Économie bleue (Conclusions de la CMP)

M. le président.  - L'ordre du jour appelle les conclusions de la commission mixte paritaire sur la proposition de loi pour l'économie bleue.

Discussion générale

M. Didier Mandelli, rapporteur pour le Sénat de la commission mixte paritaire .  - Je félicite tous ceux qui ont fait que cette discussion aboutisse en un temps record. Le succès de la CMP n'était pas gagné d'avance - il restait 65 articles en discussion - même si le combat pour la maritimisation est largement partagé.
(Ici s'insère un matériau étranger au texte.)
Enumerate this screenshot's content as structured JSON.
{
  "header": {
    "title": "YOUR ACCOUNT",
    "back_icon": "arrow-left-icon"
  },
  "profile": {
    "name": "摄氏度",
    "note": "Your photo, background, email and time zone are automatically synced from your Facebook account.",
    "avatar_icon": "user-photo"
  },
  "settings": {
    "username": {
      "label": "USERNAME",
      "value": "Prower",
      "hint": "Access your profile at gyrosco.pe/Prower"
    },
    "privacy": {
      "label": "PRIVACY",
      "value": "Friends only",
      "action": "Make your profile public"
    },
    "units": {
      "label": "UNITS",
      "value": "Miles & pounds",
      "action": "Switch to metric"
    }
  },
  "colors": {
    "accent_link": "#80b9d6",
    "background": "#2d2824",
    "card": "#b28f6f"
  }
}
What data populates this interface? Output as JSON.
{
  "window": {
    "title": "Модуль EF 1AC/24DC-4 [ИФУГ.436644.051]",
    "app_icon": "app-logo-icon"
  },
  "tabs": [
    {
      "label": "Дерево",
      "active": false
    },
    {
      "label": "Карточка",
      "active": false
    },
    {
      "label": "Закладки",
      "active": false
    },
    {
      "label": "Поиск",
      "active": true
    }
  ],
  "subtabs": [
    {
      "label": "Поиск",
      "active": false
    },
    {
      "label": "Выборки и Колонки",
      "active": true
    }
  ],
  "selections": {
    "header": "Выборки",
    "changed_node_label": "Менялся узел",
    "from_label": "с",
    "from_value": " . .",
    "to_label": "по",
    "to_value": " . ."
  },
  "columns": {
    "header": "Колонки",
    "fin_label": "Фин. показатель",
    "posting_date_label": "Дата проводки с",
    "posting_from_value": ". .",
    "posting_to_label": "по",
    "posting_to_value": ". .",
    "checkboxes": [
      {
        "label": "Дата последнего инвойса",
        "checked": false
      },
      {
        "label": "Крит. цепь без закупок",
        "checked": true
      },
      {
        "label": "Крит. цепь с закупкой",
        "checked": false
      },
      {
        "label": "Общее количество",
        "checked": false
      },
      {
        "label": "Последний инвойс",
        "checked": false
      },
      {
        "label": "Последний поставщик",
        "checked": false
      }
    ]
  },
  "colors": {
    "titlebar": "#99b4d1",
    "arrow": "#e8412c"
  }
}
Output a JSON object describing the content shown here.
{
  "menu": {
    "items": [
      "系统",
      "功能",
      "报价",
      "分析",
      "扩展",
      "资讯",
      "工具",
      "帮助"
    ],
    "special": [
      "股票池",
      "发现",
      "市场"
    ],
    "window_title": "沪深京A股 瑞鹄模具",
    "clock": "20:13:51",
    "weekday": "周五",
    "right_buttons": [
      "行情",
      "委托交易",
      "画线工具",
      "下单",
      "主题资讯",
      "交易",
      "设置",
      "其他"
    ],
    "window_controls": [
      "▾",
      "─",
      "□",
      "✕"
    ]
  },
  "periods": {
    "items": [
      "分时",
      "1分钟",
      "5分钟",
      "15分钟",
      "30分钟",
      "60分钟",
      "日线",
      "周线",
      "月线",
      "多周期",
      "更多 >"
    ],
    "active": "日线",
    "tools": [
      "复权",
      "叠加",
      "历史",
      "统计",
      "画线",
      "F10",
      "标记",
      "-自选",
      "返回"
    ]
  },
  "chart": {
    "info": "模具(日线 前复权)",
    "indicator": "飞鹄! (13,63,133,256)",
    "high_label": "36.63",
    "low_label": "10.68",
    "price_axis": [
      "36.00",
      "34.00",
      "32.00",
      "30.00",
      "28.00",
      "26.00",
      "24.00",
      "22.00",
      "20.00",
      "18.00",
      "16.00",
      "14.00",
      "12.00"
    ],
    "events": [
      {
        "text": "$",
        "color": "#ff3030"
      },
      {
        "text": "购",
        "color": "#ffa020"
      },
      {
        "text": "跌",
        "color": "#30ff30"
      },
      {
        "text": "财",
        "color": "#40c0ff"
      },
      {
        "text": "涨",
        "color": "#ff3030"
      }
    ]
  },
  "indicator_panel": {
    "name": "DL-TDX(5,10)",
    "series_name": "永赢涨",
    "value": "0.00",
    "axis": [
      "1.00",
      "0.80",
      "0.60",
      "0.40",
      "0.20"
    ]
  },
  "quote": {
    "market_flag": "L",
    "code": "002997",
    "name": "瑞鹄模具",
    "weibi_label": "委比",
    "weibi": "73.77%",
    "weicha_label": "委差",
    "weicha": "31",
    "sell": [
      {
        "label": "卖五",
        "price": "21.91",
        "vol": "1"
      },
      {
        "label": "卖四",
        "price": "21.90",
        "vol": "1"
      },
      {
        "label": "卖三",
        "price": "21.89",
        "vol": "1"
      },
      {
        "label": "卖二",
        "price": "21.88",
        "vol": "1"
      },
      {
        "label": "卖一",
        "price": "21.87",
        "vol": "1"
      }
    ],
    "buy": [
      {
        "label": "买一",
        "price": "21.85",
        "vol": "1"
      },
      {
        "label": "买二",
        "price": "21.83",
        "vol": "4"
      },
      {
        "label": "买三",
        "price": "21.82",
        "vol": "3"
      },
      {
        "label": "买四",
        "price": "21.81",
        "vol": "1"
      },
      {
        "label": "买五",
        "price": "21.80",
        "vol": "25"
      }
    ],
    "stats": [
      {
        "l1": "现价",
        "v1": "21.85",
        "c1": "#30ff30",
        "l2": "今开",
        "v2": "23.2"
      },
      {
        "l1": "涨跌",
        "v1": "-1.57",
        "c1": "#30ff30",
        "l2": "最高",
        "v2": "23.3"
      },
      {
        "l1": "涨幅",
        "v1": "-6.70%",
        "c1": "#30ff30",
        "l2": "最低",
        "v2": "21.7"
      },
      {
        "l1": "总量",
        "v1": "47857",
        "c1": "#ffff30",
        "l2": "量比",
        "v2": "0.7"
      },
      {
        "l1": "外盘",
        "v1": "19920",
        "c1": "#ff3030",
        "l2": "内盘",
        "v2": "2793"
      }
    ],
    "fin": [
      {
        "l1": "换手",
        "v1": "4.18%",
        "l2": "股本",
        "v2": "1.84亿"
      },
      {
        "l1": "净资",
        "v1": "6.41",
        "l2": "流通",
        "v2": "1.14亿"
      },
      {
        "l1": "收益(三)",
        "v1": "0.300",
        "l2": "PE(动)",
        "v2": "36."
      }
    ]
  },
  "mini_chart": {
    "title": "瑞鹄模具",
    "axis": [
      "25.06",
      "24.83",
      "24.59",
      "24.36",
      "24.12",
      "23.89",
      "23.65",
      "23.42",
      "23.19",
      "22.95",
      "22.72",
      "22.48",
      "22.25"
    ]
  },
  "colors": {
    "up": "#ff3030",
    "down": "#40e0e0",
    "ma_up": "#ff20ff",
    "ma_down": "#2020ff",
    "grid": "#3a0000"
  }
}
La CMP a très largement entériné les propositions du Sénat pour renforcer notre compétitivité maritime. Cela passe par l'autoliquidation de la TVA dans les ports - 50% des biens à destination de la France sont débarqués dans des ports étrangers - une plus grande autonomie pour les ports, sans toutefois anticiper sur les réflexions en cours...

Sur le netwage, la CMP est parvenue à une rédaction plus satisfaisante. La disposition sur la REP navires a été conservée, mais le plafonnement de la contribution supprimée. La solution retenue par le Sénat sur les jeux de hasard embarqués a été conservée. Quant au transport de produits pétroliers, la CMP a veillé à la préservation d'une flotte complète, de gros et de petits navires.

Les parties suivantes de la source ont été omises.